Another nice opportunity not only to receive updates but also to receive all current information from all devices is to subscribe to “flespi/state/gw/devices/+/telemetry/+”. This subscription will immediately deliver the latest values of all parameters from all devices and once these parameters change, you will be push-notified about the update in the same MQTT connection.

To display the current position of all devices on the map you can subscribe to “flespi/state/gw/devices/+/telemetry/position” and receive only the position data that will be updated in real-time as devices move. We have the open-source TelemetryViewer project that you may use to show telemetry parameters from selected devices.

Hint: playing around with the MQTT topics is convenient using the MQTT Board tool.

Further steps: data enrichment

Once the incoming data is saved as device messages, you can apply versatile data transformations via plugins. You can add or remove message parameters, add reverse geocoding data from Google or OSM, add LBS data, and even script a custom parsing scheme. You can explore more capabilities of plugins in the knowledge base.

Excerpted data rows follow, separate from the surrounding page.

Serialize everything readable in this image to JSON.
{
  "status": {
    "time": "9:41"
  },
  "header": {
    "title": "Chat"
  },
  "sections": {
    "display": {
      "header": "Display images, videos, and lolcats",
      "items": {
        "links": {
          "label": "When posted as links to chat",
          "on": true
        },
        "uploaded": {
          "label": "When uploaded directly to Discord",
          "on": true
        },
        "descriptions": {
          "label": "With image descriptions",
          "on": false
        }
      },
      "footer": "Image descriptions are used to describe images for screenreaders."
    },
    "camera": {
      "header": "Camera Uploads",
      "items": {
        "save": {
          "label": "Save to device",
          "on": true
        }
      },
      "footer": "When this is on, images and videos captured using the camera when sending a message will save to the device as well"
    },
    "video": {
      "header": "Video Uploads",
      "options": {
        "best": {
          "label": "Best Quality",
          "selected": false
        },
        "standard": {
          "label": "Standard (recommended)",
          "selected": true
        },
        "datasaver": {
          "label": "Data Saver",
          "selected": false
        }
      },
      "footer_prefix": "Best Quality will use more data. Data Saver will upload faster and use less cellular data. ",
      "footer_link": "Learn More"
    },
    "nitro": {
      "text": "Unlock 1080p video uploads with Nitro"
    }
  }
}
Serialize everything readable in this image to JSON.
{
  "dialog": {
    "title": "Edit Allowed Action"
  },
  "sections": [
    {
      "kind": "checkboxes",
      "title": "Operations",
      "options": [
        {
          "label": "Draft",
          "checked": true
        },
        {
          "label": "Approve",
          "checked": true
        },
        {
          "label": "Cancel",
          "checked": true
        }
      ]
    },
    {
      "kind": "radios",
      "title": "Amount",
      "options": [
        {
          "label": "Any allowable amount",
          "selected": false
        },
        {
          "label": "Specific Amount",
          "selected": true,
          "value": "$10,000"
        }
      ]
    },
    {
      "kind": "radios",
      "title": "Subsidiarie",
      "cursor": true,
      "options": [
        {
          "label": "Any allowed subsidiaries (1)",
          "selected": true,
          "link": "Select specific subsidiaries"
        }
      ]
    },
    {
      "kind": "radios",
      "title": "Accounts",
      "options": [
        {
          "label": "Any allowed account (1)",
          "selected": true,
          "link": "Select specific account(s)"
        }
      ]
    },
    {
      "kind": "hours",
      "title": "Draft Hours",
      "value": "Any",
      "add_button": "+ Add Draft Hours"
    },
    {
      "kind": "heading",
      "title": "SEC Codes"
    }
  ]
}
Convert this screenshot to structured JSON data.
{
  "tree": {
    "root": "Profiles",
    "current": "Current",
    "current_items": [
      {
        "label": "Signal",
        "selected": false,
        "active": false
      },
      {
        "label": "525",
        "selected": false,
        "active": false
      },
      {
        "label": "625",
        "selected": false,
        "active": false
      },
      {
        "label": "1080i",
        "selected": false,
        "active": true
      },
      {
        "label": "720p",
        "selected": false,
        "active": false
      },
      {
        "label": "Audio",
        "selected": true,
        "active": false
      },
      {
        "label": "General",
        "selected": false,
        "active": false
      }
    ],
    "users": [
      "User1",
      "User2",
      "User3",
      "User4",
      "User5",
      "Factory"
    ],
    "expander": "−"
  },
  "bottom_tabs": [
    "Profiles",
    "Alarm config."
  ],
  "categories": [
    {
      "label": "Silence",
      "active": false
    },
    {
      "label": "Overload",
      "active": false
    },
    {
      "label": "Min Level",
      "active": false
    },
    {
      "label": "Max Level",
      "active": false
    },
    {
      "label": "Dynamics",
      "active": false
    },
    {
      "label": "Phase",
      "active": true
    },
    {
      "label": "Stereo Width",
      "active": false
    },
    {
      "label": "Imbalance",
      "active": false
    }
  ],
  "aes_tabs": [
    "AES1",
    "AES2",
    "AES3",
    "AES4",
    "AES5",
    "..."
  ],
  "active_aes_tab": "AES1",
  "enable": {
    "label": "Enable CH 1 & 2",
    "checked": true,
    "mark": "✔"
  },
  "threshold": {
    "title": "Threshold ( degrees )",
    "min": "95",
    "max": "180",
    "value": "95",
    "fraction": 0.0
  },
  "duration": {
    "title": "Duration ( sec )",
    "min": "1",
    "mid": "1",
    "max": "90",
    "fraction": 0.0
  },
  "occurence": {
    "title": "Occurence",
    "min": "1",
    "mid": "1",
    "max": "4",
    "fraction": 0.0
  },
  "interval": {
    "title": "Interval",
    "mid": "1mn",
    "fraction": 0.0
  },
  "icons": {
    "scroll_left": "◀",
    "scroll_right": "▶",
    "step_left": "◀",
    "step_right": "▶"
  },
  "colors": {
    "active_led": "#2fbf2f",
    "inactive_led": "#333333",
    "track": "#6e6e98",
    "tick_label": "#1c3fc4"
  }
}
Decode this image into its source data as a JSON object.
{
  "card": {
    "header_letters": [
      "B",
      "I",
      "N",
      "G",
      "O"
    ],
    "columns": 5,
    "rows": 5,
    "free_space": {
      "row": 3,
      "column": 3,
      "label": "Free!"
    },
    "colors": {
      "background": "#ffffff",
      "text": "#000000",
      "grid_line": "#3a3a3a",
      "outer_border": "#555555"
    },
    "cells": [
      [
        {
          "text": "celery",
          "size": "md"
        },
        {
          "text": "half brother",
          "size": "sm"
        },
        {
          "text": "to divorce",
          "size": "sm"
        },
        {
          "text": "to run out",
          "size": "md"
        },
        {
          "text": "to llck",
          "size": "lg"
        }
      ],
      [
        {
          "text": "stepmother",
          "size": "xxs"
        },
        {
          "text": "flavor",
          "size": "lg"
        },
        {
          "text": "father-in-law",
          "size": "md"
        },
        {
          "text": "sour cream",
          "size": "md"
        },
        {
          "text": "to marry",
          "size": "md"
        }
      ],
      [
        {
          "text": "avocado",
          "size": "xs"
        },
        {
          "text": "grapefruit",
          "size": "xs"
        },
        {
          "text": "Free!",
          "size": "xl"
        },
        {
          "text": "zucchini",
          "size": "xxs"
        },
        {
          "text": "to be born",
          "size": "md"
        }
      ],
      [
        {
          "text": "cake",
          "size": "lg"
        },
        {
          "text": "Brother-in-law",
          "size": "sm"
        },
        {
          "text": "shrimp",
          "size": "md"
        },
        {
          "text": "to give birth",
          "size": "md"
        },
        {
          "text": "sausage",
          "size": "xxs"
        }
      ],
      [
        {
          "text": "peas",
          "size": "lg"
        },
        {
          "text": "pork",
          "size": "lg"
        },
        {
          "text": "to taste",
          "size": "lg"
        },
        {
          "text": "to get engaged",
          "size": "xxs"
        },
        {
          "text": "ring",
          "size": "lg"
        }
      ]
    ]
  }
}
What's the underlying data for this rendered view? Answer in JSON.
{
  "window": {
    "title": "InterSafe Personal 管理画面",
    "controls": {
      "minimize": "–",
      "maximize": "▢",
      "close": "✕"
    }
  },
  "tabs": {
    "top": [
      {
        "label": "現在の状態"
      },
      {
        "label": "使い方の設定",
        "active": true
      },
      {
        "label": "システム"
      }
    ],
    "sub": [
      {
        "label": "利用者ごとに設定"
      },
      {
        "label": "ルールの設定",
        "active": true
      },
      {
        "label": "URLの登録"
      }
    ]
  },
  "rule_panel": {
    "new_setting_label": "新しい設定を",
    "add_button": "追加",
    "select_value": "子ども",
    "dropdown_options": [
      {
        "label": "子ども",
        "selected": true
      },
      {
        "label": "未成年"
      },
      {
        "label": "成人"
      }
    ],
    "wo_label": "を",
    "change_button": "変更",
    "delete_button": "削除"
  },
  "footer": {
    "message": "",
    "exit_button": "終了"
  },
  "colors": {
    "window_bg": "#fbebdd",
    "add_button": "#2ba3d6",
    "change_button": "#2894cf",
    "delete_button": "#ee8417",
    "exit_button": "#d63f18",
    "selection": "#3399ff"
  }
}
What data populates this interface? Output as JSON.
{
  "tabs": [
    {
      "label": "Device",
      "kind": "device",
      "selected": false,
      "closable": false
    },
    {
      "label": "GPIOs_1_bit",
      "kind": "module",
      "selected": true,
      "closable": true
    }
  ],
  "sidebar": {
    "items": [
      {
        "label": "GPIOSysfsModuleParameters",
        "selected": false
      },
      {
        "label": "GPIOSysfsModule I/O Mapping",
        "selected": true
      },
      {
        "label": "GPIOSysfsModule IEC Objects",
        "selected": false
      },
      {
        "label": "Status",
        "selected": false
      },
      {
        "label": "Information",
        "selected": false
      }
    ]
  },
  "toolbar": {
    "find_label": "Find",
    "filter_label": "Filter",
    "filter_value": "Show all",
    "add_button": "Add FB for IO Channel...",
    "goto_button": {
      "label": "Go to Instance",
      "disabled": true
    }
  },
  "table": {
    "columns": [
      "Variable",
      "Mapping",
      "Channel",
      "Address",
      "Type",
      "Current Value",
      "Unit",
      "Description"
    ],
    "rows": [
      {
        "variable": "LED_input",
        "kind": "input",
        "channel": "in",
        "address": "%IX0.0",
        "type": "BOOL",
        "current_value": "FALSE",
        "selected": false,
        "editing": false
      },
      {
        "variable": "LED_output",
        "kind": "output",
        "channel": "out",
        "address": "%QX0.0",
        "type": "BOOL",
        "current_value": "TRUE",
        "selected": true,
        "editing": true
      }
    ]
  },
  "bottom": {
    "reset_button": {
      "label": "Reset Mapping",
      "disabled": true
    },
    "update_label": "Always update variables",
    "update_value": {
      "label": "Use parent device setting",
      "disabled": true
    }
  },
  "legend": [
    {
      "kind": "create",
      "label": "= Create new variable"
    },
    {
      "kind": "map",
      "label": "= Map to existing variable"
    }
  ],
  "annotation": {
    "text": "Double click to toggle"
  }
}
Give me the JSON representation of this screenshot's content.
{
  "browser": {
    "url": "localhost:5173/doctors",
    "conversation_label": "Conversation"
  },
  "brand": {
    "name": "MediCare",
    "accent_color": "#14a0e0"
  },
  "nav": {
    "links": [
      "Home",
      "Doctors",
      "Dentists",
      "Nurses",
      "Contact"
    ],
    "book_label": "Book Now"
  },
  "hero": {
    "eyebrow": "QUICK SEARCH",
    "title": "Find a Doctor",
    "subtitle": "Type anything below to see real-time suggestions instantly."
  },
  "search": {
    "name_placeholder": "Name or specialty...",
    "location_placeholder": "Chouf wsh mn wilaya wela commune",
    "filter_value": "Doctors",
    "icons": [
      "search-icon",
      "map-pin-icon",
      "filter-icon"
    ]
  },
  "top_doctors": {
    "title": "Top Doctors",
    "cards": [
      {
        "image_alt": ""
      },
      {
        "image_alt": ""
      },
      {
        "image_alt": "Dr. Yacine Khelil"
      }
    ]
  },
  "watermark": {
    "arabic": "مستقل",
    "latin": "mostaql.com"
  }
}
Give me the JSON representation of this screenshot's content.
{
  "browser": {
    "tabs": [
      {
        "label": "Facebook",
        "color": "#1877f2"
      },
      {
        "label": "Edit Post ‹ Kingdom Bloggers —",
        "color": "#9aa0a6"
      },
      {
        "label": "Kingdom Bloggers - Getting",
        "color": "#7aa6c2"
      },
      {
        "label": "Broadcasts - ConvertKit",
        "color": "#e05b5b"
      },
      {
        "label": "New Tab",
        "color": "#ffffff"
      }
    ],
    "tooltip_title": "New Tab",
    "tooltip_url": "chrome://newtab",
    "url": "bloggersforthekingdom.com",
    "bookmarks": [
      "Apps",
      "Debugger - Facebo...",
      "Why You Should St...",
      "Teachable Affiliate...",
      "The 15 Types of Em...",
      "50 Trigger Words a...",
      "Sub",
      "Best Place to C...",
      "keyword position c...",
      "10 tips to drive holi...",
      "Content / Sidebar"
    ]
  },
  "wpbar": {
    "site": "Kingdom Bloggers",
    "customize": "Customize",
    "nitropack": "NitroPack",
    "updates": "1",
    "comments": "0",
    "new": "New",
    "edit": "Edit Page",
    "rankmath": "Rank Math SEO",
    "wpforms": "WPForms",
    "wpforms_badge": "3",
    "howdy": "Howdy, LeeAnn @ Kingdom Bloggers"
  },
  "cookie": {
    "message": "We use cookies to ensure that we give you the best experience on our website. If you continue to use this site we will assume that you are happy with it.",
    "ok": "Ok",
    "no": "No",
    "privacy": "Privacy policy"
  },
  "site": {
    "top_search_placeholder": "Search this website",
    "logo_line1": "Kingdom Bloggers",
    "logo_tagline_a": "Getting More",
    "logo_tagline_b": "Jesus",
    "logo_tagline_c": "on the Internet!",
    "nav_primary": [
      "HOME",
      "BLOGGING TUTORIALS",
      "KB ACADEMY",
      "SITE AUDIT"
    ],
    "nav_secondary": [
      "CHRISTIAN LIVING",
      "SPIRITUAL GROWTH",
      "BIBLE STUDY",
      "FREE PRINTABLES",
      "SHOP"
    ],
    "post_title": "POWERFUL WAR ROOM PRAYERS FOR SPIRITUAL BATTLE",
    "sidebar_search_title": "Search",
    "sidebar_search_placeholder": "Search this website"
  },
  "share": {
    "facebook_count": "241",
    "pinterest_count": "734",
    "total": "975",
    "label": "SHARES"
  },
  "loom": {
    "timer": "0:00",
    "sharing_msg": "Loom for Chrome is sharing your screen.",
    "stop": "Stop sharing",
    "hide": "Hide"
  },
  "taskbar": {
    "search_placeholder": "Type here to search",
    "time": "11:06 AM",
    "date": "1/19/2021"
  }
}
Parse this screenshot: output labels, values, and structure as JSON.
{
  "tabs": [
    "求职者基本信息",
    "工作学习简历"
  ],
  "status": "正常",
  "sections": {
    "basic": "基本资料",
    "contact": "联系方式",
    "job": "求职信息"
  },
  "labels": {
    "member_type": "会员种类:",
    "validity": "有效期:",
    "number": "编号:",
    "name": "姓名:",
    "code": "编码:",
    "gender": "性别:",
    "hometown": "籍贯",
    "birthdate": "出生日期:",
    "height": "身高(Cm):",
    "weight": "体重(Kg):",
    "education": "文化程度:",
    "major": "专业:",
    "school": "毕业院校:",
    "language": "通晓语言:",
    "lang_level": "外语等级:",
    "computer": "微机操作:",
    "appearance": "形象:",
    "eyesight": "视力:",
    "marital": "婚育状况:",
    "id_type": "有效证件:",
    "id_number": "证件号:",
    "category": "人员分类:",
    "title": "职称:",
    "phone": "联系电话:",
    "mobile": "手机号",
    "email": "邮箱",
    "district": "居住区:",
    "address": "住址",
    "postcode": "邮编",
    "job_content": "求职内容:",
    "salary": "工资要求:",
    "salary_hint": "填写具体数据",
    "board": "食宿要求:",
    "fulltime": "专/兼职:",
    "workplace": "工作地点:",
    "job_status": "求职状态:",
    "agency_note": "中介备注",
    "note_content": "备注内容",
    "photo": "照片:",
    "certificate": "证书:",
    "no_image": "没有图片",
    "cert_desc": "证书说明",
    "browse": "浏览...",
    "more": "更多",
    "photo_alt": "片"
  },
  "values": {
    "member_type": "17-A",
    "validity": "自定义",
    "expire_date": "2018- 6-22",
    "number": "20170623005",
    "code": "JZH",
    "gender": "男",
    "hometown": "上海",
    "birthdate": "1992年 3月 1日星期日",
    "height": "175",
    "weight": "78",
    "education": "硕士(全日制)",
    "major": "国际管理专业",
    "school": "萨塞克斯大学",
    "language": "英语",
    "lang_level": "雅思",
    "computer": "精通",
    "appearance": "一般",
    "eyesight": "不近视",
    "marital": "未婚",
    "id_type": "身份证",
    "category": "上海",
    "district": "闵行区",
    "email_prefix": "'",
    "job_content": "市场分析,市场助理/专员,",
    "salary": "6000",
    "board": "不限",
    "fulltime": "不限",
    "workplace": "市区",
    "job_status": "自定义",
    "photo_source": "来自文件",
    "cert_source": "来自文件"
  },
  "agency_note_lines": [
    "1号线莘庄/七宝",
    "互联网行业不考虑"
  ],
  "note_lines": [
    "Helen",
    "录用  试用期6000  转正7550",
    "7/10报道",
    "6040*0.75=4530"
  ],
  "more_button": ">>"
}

Further steps: data analytics

Flespi also features a message processing pipeline — the analytics engineNow you can aggregate or process incoming device messages by applying math and logical operations to get insights, detect events, trigger notifications, generate reports, and more. E.g. detect and tag if the device is in a geofence, split a track into trips, group trips by time, etc. Some algorithms will be built-in but some of them can be implemented by customers and on their servers. The only acceptable way to communicate with external algorithms is also via MQTT :) 

***

Each month we will add more and more MQTT-based things. We are promoting the MQTT usage among developers worldwide with our free-to-use MQTT 5.0 broker and contribution of the MQTT 5.0 protocol support into the popular mqtt.js library

So if you are picking a method to access flespi, go for MQTT — there are plenty of clients for most programming languages.